Je me dirige vers le petit escalier qui mène à la réserve. Celle-ci se situe au sous-sol de la bibliothèque et j’ai rarement l’occasion d’y aller. Mon prédécesseur a passé plus d’une journée à m’expliquer toutes les règles concernant l’accès et l’importance de contrôler qui consulte les vieux ouvrages. De toute façon, dès que le code est utilisé, une alerte est envoyée directement au Conseil qui peut ainsi s’assurer que l’ordre actuel n’est pas menacé.

Je pénètre dans la pièce et me rappelle les rares fois où j’ai eu l’occasion de m’y rendre. Elles se comptent sur les doigts d’une main et je ne boude pas mon plaisir devant la quantité de références qui se trouvent ici. J’aime être au milieu de toute cette histoire et je me dis que mon prochain poème sera sûrement sur l’importance du savoir et des livres afin d’enrichir l’âme humaine. Je suis inspiré quand je suis dans de tels lieux et cela me rappelle que je ne suis pas devenu bibliothécaire par hasard.

Je trouve rapidement l’ouvrage demandé par Marco et profite de mon passage ici pour regarder les différentes étagères. C’est fou toute cette connaissance qui est ici dissimulée. Je me demande pourquoi le Conseil pense qu’il ne faut pas apprendre cette histoire afin d’éviter de reproduire les erreurs du passé. Je me dis que si on connaissait vraiment toutes les conneries faites par nos prédécesseurs, on serait plus enclin à ne pas faire comme eux, mais bon, je ne suis que bibliothécaire, je ne fais pas partie du Conseil.

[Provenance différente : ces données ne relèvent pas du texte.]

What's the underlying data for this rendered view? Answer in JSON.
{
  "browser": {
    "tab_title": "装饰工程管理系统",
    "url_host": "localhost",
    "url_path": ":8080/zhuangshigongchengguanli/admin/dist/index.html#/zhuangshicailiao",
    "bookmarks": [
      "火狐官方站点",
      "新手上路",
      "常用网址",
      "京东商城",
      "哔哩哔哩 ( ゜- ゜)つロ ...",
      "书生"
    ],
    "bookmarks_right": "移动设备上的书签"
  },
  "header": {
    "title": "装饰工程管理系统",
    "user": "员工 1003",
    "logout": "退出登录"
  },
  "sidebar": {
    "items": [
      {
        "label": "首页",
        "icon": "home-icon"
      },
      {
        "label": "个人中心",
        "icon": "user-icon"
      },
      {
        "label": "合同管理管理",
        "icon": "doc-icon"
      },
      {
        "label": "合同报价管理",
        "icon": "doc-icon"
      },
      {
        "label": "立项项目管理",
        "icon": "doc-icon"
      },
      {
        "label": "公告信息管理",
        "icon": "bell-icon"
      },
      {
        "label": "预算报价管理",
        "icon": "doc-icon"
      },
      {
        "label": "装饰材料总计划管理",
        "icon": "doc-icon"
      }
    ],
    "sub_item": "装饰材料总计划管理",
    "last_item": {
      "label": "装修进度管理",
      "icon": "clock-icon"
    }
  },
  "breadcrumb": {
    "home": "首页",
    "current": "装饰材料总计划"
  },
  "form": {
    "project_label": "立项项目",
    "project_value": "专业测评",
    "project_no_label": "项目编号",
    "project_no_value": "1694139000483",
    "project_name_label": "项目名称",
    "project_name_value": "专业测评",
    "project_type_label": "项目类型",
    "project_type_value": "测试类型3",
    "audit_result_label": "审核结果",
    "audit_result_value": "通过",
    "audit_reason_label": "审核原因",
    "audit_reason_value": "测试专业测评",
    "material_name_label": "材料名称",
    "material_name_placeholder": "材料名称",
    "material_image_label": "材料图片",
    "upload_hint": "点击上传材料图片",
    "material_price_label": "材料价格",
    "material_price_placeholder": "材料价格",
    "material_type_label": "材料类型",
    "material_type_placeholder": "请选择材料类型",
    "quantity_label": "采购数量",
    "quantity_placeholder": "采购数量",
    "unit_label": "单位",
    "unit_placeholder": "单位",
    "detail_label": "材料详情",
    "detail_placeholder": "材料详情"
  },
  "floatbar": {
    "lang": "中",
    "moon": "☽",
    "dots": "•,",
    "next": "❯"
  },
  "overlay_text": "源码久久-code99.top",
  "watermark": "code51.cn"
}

Alors que je vais sortir, mon regard est attiré par une caisse remplie de livres mal rangés. Je n’avais pas vu ça lors de mon dernier passage et je me demande qui a pu intervenir ici et laisser ce désordre. Je m’approche, intrigué, et constate que quelqu’un a rassemblé dans cette caisse toute une série d’articles et de bouquins qui critiquent ouvertement le Conseil. “Le Conseil vous ment”, “Ecologie apparente, dictature sous-jacente”, “Le Mensonge originel” ou encore “Lavage de cerveaux, mode d’emploi écologique”.

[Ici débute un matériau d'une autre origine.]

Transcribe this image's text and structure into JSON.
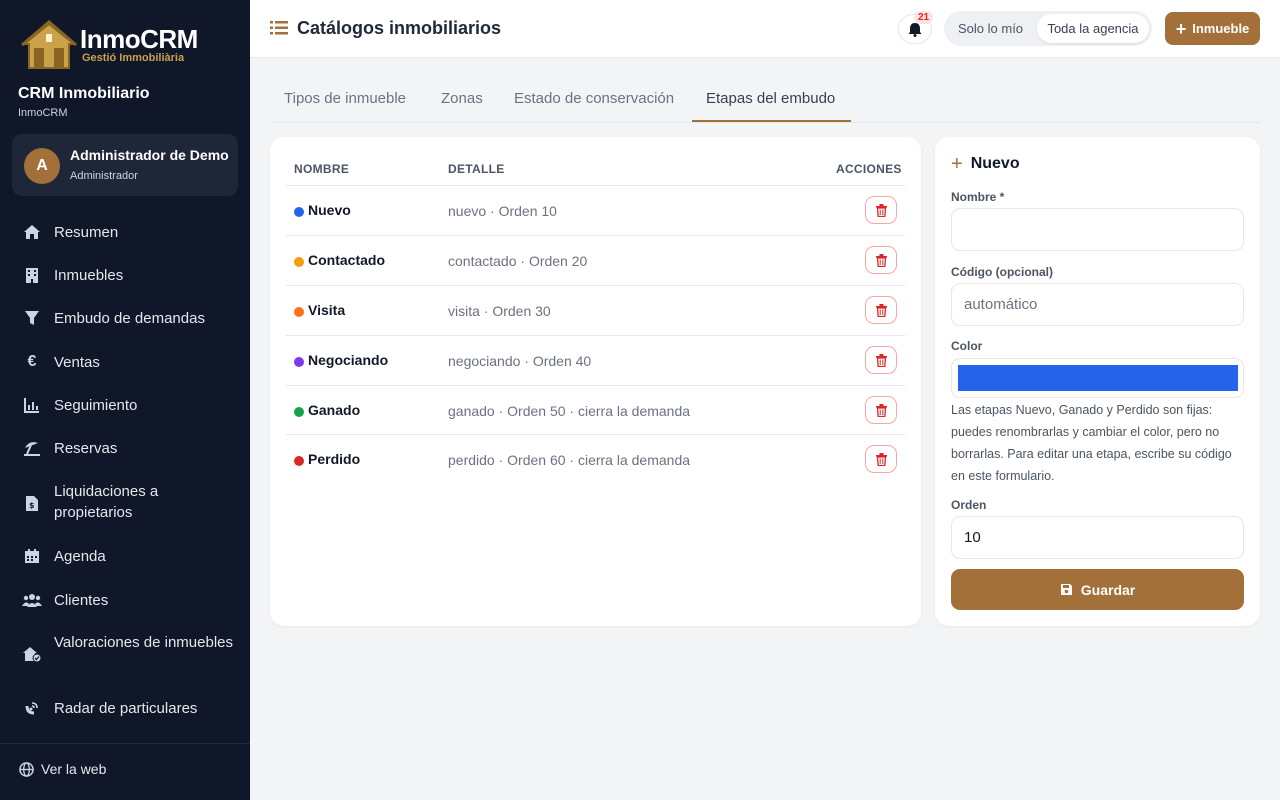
{
  "brand": {
    "logo_title": "InmoCRM",
    "logo_subtitle": "Gestió Immobiliària",
    "app_name": "CRM Inmobiliario",
    "app_subtitle": "InmoCRM",
    "accent_color": "#a3703a"
  },
  "user": {
    "initial": "A",
    "name": "Administrador de Demo",
    "role": "Administrador"
  },
  "sidebar": {
    "items": [
      {
        "label": "Resumen",
        "icon": "home-icon"
      },
      {
        "label": "Inmuebles",
        "icon": "building-icon"
      },
      {
        "label": "Embudo de demandas",
        "icon": "filter-icon"
      },
      {
        "label": "Ventas",
        "icon": "euro-icon"
      },
      {
        "label": "Seguimiento",
        "icon": "chart-icon"
      },
      {
        "label": "Reservas",
        "icon": "umbrella-beach-icon"
      },
      {
        "label": "Liquidaciones a propietarios",
        "icon": "invoice-icon"
      },
      {
        "label": "Agenda",
        "icon": "calendar-icon"
      },
      {
        "label": "Clientes",
        "icon": "users-icon"
      },
      {
        "label": "Valoraciones de inmuebles",
        "icon": "house-check-icon"
      },
      {
        "label": "Radar de particulares",
        "icon": "radar-icon"
      }
    ],
    "web_link": "Ver la web"
  },
  "header": {
    "title": "Catálogos inmobiliarios",
    "notifications_count": "21",
    "scope_mine": "Solo lo mío",
    "scope_agency": "Toda la agencia",
    "new_button": "Inmueble"
  },
  "tabs": [
    {
      "label": "Tipos de inmueble",
      "active": false
    },
    {
      "label": "Zonas",
      "active": false
    },
    {
      "label": "Estado de conservación",
      "active": false
    },
    {
      "label": "Etapas del embudo",
      "active": true
    }
  ],
  "table": {
    "headers": {
      "name": "NOMBRE",
      "detail": "DETALLE",
      "actions": "ACCIONES"
    },
    "rows": [
      {
        "name": "Nuevo",
        "detail": "nuevo · Orden 10",
        "color": "#2563eb"
      },
      {
        "name": "Contactado",
        "detail": "contactado · Orden 20",
        "color": "#f59e0b"
      },
      {
        "name": "Visita",
        "detail": "visita · Orden 30",
        "color": "#f97316"
      },
      {
        "name": "Negociando",
        "detail": "negociando · Orden 40",
        "color": "#7c3aed"
      },
      {
        "name": "Ganado",
        "detail": "ganado · Orden 50 · cierra la demanda",
        "color": "#16a34a"
      },
      {
        "name": "Perdido",
        "detail": "perdido · Orden 60 · cierra la demanda",
        "color": "#dc2626"
      }
    ]
  },
  "form": {
    "title": "Nuevo",
    "name_label": "Nombre *",
    "name_value": "",
    "code_label": "Código (opcional)",
    "code_placeholder": "automático",
    "color_label": "Color",
    "color_value": "#2563eb",
    "help_text": "Las etapas Nuevo, Ganado y Perdido son fijas: puedes renombrarlas y cambiar el color, pero no borrarlas. Para editar una etapa, escribe su código en este formulario.",
    "order_label": "Orden",
    "order_value": "10",
    "save_button": "Guardar"
  }
}
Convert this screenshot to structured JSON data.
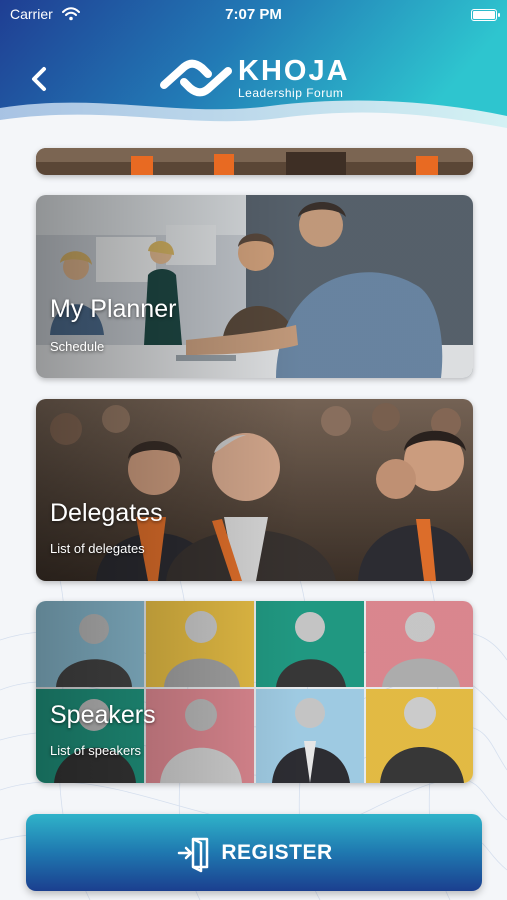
{
  "status_bar": {
    "carrier": "Carrier",
    "time": "7:07 PM"
  },
  "header": {
    "logo_title": "KHOJA",
    "logo_subtitle": "Leadership Forum"
  },
  "cards": [
    {
      "title": "My Planner",
      "subtitle": "Schedule"
    },
    {
      "title": "Delegates",
      "subtitle": "List of delegates"
    },
    {
      "title": "Speakers",
      "subtitle": "List of speakers"
    }
  ],
  "register": {
    "label": "REGISTER"
  },
  "colors": {
    "header_dark": "#1b3f8f",
    "header_light": "#2fc3cf",
    "button_top": "#2fb3c9",
    "button_bottom": "#1b3f8f"
  },
  "icons": {
    "back": "chevron-left-icon",
    "wifi": "wifi-icon",
    "battery": "battery-icon",
    "register": "door-enter-icon"
  }
}
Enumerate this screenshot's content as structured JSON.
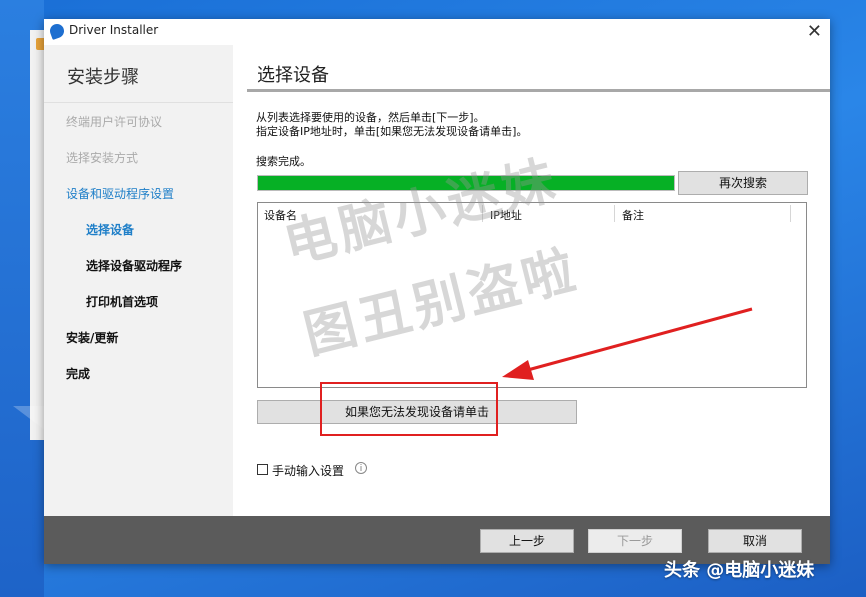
{
  "window": {
    "title": "Driver Installer"
  },
  "sidebar": {
    "title": "安装步骤",
    "steps": [
      {
        "label": "终端用户许可协议",
        "state": "done"
      },
      {
        "label": "选择安装方式",
        "state": "done"
      },
      {
        "label": "设备和驱动程序设置",
        "state": "current"
      },
      {
        "label": "选择设备",
        "state": "active-sub"
      },
      {
        "label": "选择设备驱动程序",
        "state": "pending"
      },
      {
        "label": "打印机首选项",
        "state": "pending"
      },
      {
        "label": "安装/更新",
        "state": "pending"
      },
      {
        "label": "完成",
        "state": "pending"
      }
    ]
  },
  "main": {
    "section_title": "选择设备",
    "instructions": [
      "从列表选择要使用的设备，然后单击[下一步]。",
      "指定设备IP地址时，单击[如果您无法发现设备请单击]。"
    ],
    "status": "搜索完成。",
    "progress": 1.0,
    "search_again_label": "再次搜索",
    "columns": [
      "设备名",
      "IP地址",
      "备注"
    ],
    "not_found_button_label": "如果您无法发现设备请单击",
    "manual_input_label": "手动输入设置",
    "manual_input_checked": false
  },
  "footer": {
    "back_label": "上一步",
    "next_label": "下一步",
    "cancel_label": "取消"
  },
  "watermark": {
    "line1": "电脑小迷妹",
    "line2": "图丑别盗啦"
  },
  "source_tag": "头条 @电脑小迷妹",
  "colors": {
    "progress": "#06b025",
    "sidebar_current": "#1f7fc8",
    "annotation": "#e02020",
    "footer_bg": "#5b5b5b"
  }
}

Je sais que le début de l’histoire de l’île a été mouvementé et qu’il y a eu une véritable opposition de certains qui ne pensaient qu’à leurs profits et qui se moquaient de l’environnement. C’est ce qu’on nous apprend à l’école, en tout cas, mais c’est la première fois que je me retrouve face à de tels documents témoins de cette histoire. Je suis curieux mais le temps passe vite et Marco va s’inquiéter si je ne remonte pas tout de suite. Je ne sais pas quand je vais avoir l’occasion de revenir dans cette réserve et je subtilise un des livres au hasard qui s’intitule “La vérité sur l’île, récit d’un ingénieur repenti”. Je le dépose devant la porte que je referme et viendrai le récupérer plus tard. Vu mes vêtements légers, si je remonte avec, Marco va capter que je n’ai pas fait que sortir son livre. J’ai hâte de découvrir ce qu’il s’y cache en tout cas.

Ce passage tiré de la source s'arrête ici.